ケーキのお皿を下げながら私のティーカップを覗きこみ、「あの」と口をひらく。
「よろしければ、その・・・・・・」
「あ、紅茶はもう十分ですよ」
「いえ、もしよろしければ、こちらのお茶会にもいらしてください!」
「え?」
うさぎが上着のポケットから小さな封筒を取り出した。封筒の中の折りたたまれた紙を広げると、『チョコレート・ティーパーティー2025 ご招待』と書かれている。
「あなたにぜひ味わっていただきたいチョコレートがあるのです。“プレアデスのチョコレート缶”はご存じですか?」
「もちろん!」
私が体を跳ねるようにして答えたので、うさぎは驚いてふたたび紅い目をぱちくりさせた。
毎年バレンタインの時期には“プレアデスのチョコレート缶”を楽しみにしている。深い青色をした丸い缶の蓋には透き通るような7つのビジューが施され、宝石箱のようにきらめいてまるで芸術品のよう。
蓋を開ければ、これもまた宝石のようなまばゆい7つのチョコレートが、まるでダイヤモンドを形づくるようにそれぞれの場所で静かに納められている。
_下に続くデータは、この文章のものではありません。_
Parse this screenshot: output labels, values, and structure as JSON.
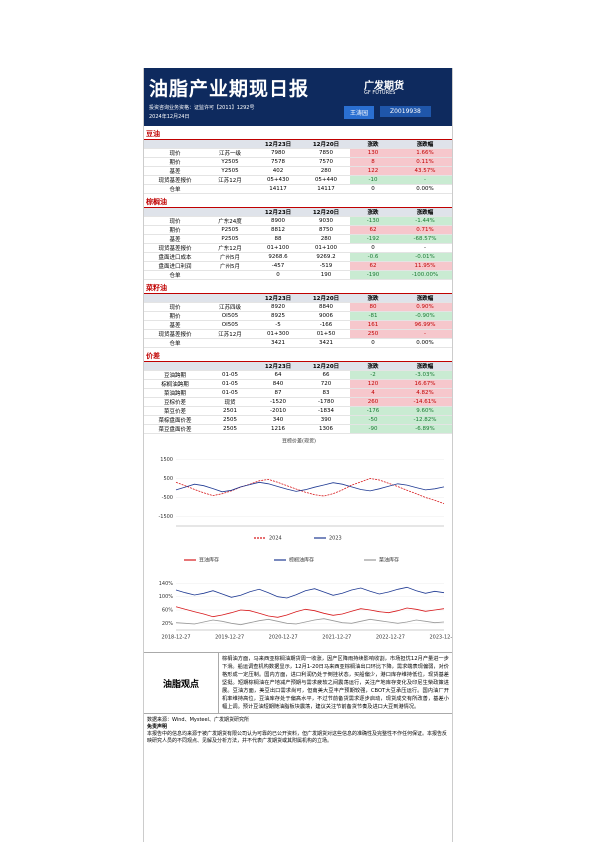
{
  "header": {
    "title": "油脂产业期现日报",
    "brand": "广发期货",
    "brand_en": "GF FUTURES",
    "qualification": "投资咨询业务资格：证监许可【2011】1292号",
    "date": "2024年12月24日",
    "analyst": "王涛园",
    "analyst_id": "Z0019938"
  },
  "sections": [
    {
      "name": "豆油",
      "columns": [
        "12月23日",
        "12月20日",
        "涨跌",
        "涨跌幅"
      ],
      "rows": [
        [
          "现价",
          "江苏一级",
          "7980",
          "7850",
          "130",
          "1.66%"
        ],
        [
          "期价",
          "Y2505",
          "7578",
          "7570",
          "8",
          "0.11%"
        ],
        [
          "基差",
          "Y2505",
          "402",
          "280",
          "122",
          "43.57%"
        ],
        [
          "现货基差报价",
          "江苏12月",
          "05+430",
          "05+440",
          "-10",
          "-"
        ],
        [
          "仓单",
          "",
          "14117",
          "14117",
          "0",
          "0.00%"
        ]
      ]
    },
    {
      "name": "棕榈油",
      "columns": [
        "12月23日",
        "12月20日",
        "涨跌",
        "涨跌幅"
      ],
      "rows": [
        [
          "现价",
          "广东24度",
          "8900",
          "9030",
          "-130",
          "-1.44%"
        ],
        [
          "期价",
          "P2505",
          "8812",
          "8750",
          "62",
          "0.71%"
        ],
        [
          "基差",
          "P2505",
          "88",
          "280",
          "-192",
          "-68.57%"
        ],
        [
          "现货基差报价",
          "广东12月",
          "01+100",
          "01+100",
          "0",
          "-"
        ],
        [
          "盘面进口成本",
          "广州5月",
          "9268.6",
          "9269.2",
          "-0.6",
          "-0.01%"
        ],
        [
          "盘面进口利润",
          "广州5月",
          "-457",
          "-519",
          "62",
          "11.95%"
        ],
        [
          "仓单",
          "",
          "0",
          "190",
          "-190",
          "-100.00%"
        ]
      ]
    },
    {
      "name": "菜籽油",
      "columns": [
        "12月23日",
        "12月20日",
        "涨跌",
        "涨跌幅"
      ],
      "rows": [
        [
          "现价",
          "江苏四级",
          "8920",
          "8840",
          "80",
          "0.90%"
        ],
        [
          "期价",
          "OI505",
          "8925",
          "9006",
          "-81",
          "-0.90%"
        ],
        [
          "基差",
          "OI505",
          "-5",
          "-166",
          "161",
          "96.99%"
        ],
        [
          "现货基差报价",
          "江苏12月",
          "01+300",
          "01+50",
          "250",
          "-"
        ],
        [
          "仓单",
          "",
          "3421",
          "3421",
          "0",
          "0.00%"
        ]
      ]
    },
    {
      "name": "价差",
      "columns": [
        "12月23日",
        "12月20日",
        "涨跌",
        "涨跌幅"
      ],
      "rows": [
        [
          "豆油跨期",
          "01-05",
          "64",
          "66",
          "-2",
          "-3.03%"
        ],
        [
          "棕榈油跨期",
          "01-05",
          "840",
          "720",
          "120",
          "16.67%"
        ],
        [
          "菜油跨期",
          "01-05",
          "87",
          "83",
          "4",
          "4.82%"
        ],
        [
          "豆棕价差",
          "现货",
          "-1520",
          "-1780",
          "260",
          "-14.61%"
        ],
        [
          "菜豆价差",
          "2501",
          "-2010",
          "-1834",
          "-176",
          "9.60%"
        ],
        [
          "菜棕盘面价差",
          "2505",
          "340",
          "390",
          "-50",
          "-12.82%"
        ],
        [
          "菜豆盘面价差",
          "2505",
          "1216",
          "1306",
          "-90",
          "-6.89%"
        ]
      ]
    }
  ],
  "charts": [
    {
      "type": "line",
      "title": "豆棕价差(现货)",
      "ylim": [
        -2000,
        2000
      ],
      "yticks": [
        1500,
        500,
        -500,
        -1500
      ],
      "series": [
        {
          "name": "2024",
          "color": "#d7191c",
          "dash": true,
          "values": [
            300,
            120,
            -80,
            -250,
            -400,
            -300,
            -150,
            50,
            200,
            380,
            450,
            300,
            120,
            -50,
            -220,
            -350,
            -420,
            -300,
            -100,
            150,
            320,
            500,
            420,
            250,
            80,
            -120,
            -300,
            -500,
            -650,
            -820
          ]
        },
        {
          "name": "2023",
          "color": "#1f3a93",
          "dash": false,
          "values": [
            -100,
            50,
            200,
            120,
            -30,
            -200,
            -120,
            60,
            180,
            300,
            220,
            80,
            -60,
            -180,
            -90,
            40,
            160,
            280,
            200,
            60,
            -80,
            -150,
            -40,
            90,
            220,
            150,
            20,
            -100,
            -40,
            60
          ]
        }
      ]
    },
    {
      "type": "line",
      "title": "油脂库存",
      "ylim": [
        0,
        150
      ],
      "yticks": [
        {
          "value": 140,
          "label": "140%"
        },
        {
          "value": 100,
          "label": "100%"
        },
        {
          "value": 60,
          "label": "60%"
        },
        {
          "value": 20,
          "label": "20%"
        }
      ],
      "xlabels": [
        "2018-12-27",
        "2019-12-27",
        "2020-12-27",
        "2021-12-27",
        "2022-12-27",
        "2023-12-27"
      ],
      "series": [
        {
          "name": "豆油库存",
          "color": "#d7191c",
          "dash": false,
          "values": [
            70,
            62,
            55,
            48,
            40,
            45,
            52,
            60,
            58,
            50,
            42,
            38,
            45,
            55,
            62,
            58,
            50,
            44,
            48,
            56,
            64,
            60,
            55,
            52,
            58,
            66,
            62,
            56,
            60,
            64
          ]
        },
        {
          "name": "棕榈油库存",
          "color": "#1f3a93",
          "dash": false,
          "values": [
            120,
            112,
            105,
            110,
            118,
            108,
            98,
            104,
            115,
            122,
            112,
            100,
            96,
            106,
            118,
            124,
            114,
            104,
            110,
            120,
            126,
            116,
            108,
            114,
            122,
            128,
            118,
            110,
            116,
            112
          ]
        },
        {
          "name": "菜油库存",
          "color": "#999999",
          "dash": false,
          "values": [
            22,
            20,
            18,
            24,
            30,
            26,
            20,
            16,
            22,
            28,
            32,
            26,
            20,
            18,
            24,
            30,
            34,
            28,
            22,
            20,
            26,
            32,
            28,
            24,
            20,
            24,
            30,
            26,
            22,
            24
          ]
        }
      ]
    }
  ],
  "viewpoint": {
    "label": "油脂观点",
    "text": "棕榈油方面，马来西亚棕榈油期货周一收涨，因产区降雨持续影响收割，市场担忧12月产量进一步下滑。船运调查机构数据显示，12月1-20日马来西亚棕榈油出口环比下降，需求端表现偏弱，对价格形成一定压制。国内方面，进口利润仍处于倒挂状态，买船偏少，港口库存维持低位，现货基差坚挺。短期棕榈油在产地减产预期与需求疲软之间震荡运行，关注产地库存变化及印尼生柴政策进展。豆油方面，美豆出口需求尚可，但南美大豆丰产预期较强，CBOT大豆承压运行。国内油厂开机率维持高位，豆油库存处于偏高水平，不过节前备货需求逐步启动，现货成交有所改善，基差小幅上调。预计豆油短期随油脂板块震荡，建议关注节前备货节奏及进口大豆到港情况。"
  },
  "footer": {
    "source": "数据来源：Wind、Mysteel、广发期货研究所",
    "disclaimer_title": "免责声明",
    "disclaimer": "本报告中的信息均来源于被广发期货有限公司认为可靠的已公开资料，但广发期货对这些信息的准确性及完整性不作任何保证。本报告反映研究人员的不同观点、见解及分析方法，并不代表广发期货或其附属机构的立场。"
  }
}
「今夜召し上がった3つのベリーを使用したチョコレートの他、シャンパンやミルクを使ったものなどもございます。さらに今年は・・・・・・」
「“惑星”・・・・・・ですよね?」
「はい! おっしゃるとおりです」
うさぎが目を細める。
例年のラインナップ7つに、今年は2つの特別使用のチョコレートが加えられている。そのためあっという間に予約完売してしまい、手が届かない存在になってしまったのだ。
「それを、食べられるのですか?」
「はい。冬の王様があなたにぜひ参加していただきたい、と」
冬の王様も出席されるのだろうか。直々のご招待、というのは緊張するけれど、あのチョコレートを食べられるチャンスがあるなら喜んで参加したい。
「ちなみに紅茶は、“一角獣のローズティー”をお出ししたいと考えています」
あぁ、あの評判の・・・・・・!
それを聞いてしまったら、なおさら断る選択肢はない。私がうなずくと、うさぎは安心したように息をはいた。
「ありがとうございます。ただし、ティーパーティーは晴れた夜のみの開催となりますので、当日は天気にご注意ください」
「分かりました。バレンタインの夜が晴れることを祈っています」
うさぎは耳をぱたぱたとさせ、「わたくしもです」と言った。
もし冬の王様に会えたなら、「こんなに可愛らしく忠実なうさぎさんを、いじめるようなことをしないでください」とお願いしたい。
「それでは今夜はおやすみなさい、またの夜に」
「えぇ、おやすみなさい。またの夜に」
うさぎとお別れの挨拶をして、私は立ち上がった。
見上げた先には澄んだ冬の夜空。空気は冷たくて、でも心には小さな春の温もりが残っている。